Children there will be, Nature sees to that; but what kind of children can be begotten in our slums?
The slums in America are as much a national disgrace as they are a national menace. The gunmen of New York were bred in hovels which even the home-making genius of the Jewish people could not turn into homes, or make fit for the training of children to decent living.
You who go slumming to see the sights, and turn up your sensitive noses at the bad smells, and your eyes to heaven, thanking God that you “are not as other men,” must not forget that the vast majority of our foreign-born workers are compelled to live as they do by economic and social forces, which they cannot control.

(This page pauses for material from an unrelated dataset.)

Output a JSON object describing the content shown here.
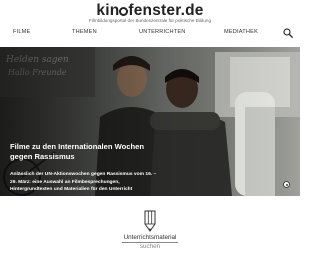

You remain ignorant of the brave struggles for the home, and the heroic stand for virtue behind those sooty walls. You know nothing of the fear of God, the desire to obey His law, and the love of their country, which filters in to those receptive souls.
The growth and power of the I. W. W., a revolutionary organization of the most radical type, anti-national, anti-religious, repudiating God and State with horrifying blasphemy, were made possible by the fact that our industrial leaders, our so-called “hard-headed business men,” have the hard spot in their hearts and a very soft spot in their heads.
Of all the blind men I have met, the blindest are those farsighted ones who see wealth in everything, and every common bush aflame with gold, and see nothing else. Blind they are to their own larger good, blind to the nation’s needs, blind to the signs of the times. The social weal of our country is in the hands of the most unsocial....
As I analyze my own relation to the nation of which I am as much a part as if I had been born under its flag, I find that it rests itself upon the feeling of gratitude. Not for the bread I eat, for I had bread enough in my native country; not for the comfort of home, for I had fair comforts before I came; not even for liberty and democracy as abstractions, or even as embodied in the State; for I have found that freedom is within, and democracy a matter of attitude towards one’s fellows.
I am grateful for the chance I have had here to develop unhampered my own self, for a certain largeness of vision which I think I would not have developed anywhere else; for the richness which a broad, unhindered contact with all sorts and conditions of men has brought into my life.
There is something more than gratitude in my heart now. There is a larger sense of the values I received which I have not yet appropriated. There is in my heart a sublime passion for America. Would it have grown into the burning flame it is, if I had always worked in New York’s sweat-shops?
If I had been beaten by New York’s police? If I had reared my family in a tenement, and had to send my children to work when they should have played and studied?